6. Les citoyens ordinaires peuvent être réticents à signaler
des soupçons d’abus parce qu’ils ne veulent pas s’immiscer dans
la vie de famille d’autrui, parce qu’ils craignent que leur identité
ne soit découverte par l’auteur présumé d’abus ou, simplement, parce
qu’ils pensent que leur signalement ne sera pas suivi d’effet ou
risque d’entraîner une «revictimisation» de l’enfant.
7. L’Assemblée note que le signalement d’abus sexuels commis
sur des enfants présente des complications supplémentaires en raison
de la difficulté à les déceler, car, contrairement aux abus physiques, ils
n’impliquent pas toujours un contact corporel ou un préjudice physique.

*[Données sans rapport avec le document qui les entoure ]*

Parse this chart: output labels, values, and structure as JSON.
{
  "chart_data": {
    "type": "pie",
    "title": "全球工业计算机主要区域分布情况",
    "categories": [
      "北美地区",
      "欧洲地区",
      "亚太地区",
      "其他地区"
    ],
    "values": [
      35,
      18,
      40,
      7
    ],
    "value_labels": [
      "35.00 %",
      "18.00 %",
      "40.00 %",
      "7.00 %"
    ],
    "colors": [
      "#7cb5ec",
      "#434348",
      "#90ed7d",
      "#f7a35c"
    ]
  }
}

Elle constate également qu’il est rare que les enfants profèrent
de fausses allégations d’abus sexuels. Il est de ce fait crucial,
pour les professionnels travaillant auprès d’enfants, d’apprendre
à reconnaître tout changement de comportement ou psychologique susceptible
de résulter d’un abus sexuel, à reconnaître les éventuelles allégations
de tels actes formulées par les enfants eux-mêmes et à réagir correctement
à de telles allégations.
8. Compte tenu de ce qui précède et indépendamment du système
de signalement en place au niveau national, l’Assemblée invite les
Etats membres du Conseil de l’Europe à créer un cadre qui encourage l’ensemble
des professionnels travaillant auprès d’enfants et tous les citoyens
à signaler les soupçons d’abus sexuels. A cette fin, les Etats membres
devraient:
8.1. organiser des campagnes
d’information visant à sensibiliser davantage le public à la nature
et à l’ampleur des abus sexuels commis sur des enfants, et à leurs
conséquences pour les victimes et la société dans son ensemble;
ces campagnes devraient également donner une ligne directrice sur
la conduite à tenir en cas de soupçons de tels abus;
8.2. permettre aux professionnels de repérer et d’aider convenablement
les enfants victimes d’abus sexuels, et les motiver à assumer le
rôle qui leur incombe d’intervenir dans les situations d’abus:
8.2.1. en incluant dans leur cursus la question des abus sexuels
sur enfants, en particulier pour les professionnels des secteurs
de la santé et de l’éducation, ainsi que pour les entraîneurs sportifs;
8.2.2. en élaborant des formations spécifiques et des programmes
de formation continue sur le thème de l’abus sexuel commis sur des
enfants, y compris sur le cadre juridique pertinent;
8.2.3. en encourageant les professionnels eux-mêmes à mettre
en place des règles de signalement à suivre en cas de soupçons d’abus
sexuels sur un enfant;
8.3. renforcer la confiance dans le système de protection de
l’enfance en veillant à ce que:
8.3.1. les signalements
de soupçons d’abus sexuels fassent l’objet d’enquêtes et de poursuites
rapides, équitables et effectives;
8.3.2. l’enquête et le processus judiciaire éventuellement engagés
à la suite du signalement soient menés d’une manière adaptée à l’enfant,
sans exposer l’enfant victime à d’autres préjudices;
8.3.3. le retrait d’un enfant de sa famille par suite d’un signalement
reste une mesure exceptionnelle;
8.3.4. dans la mesure du possible, l’auteur du signalement soit
tenu informé;
8.4. assurer la protection juridique des personnes qui signalent
en toute bonne foi des soupçons d’abus sexuels sur enfants:
8.4.1. en limitant le devoir de confidentialité des professionnels
dans de telles circonstances;
8.4.2. en adoptant des règles visant à protéger l’identité des
auteurs de signalement.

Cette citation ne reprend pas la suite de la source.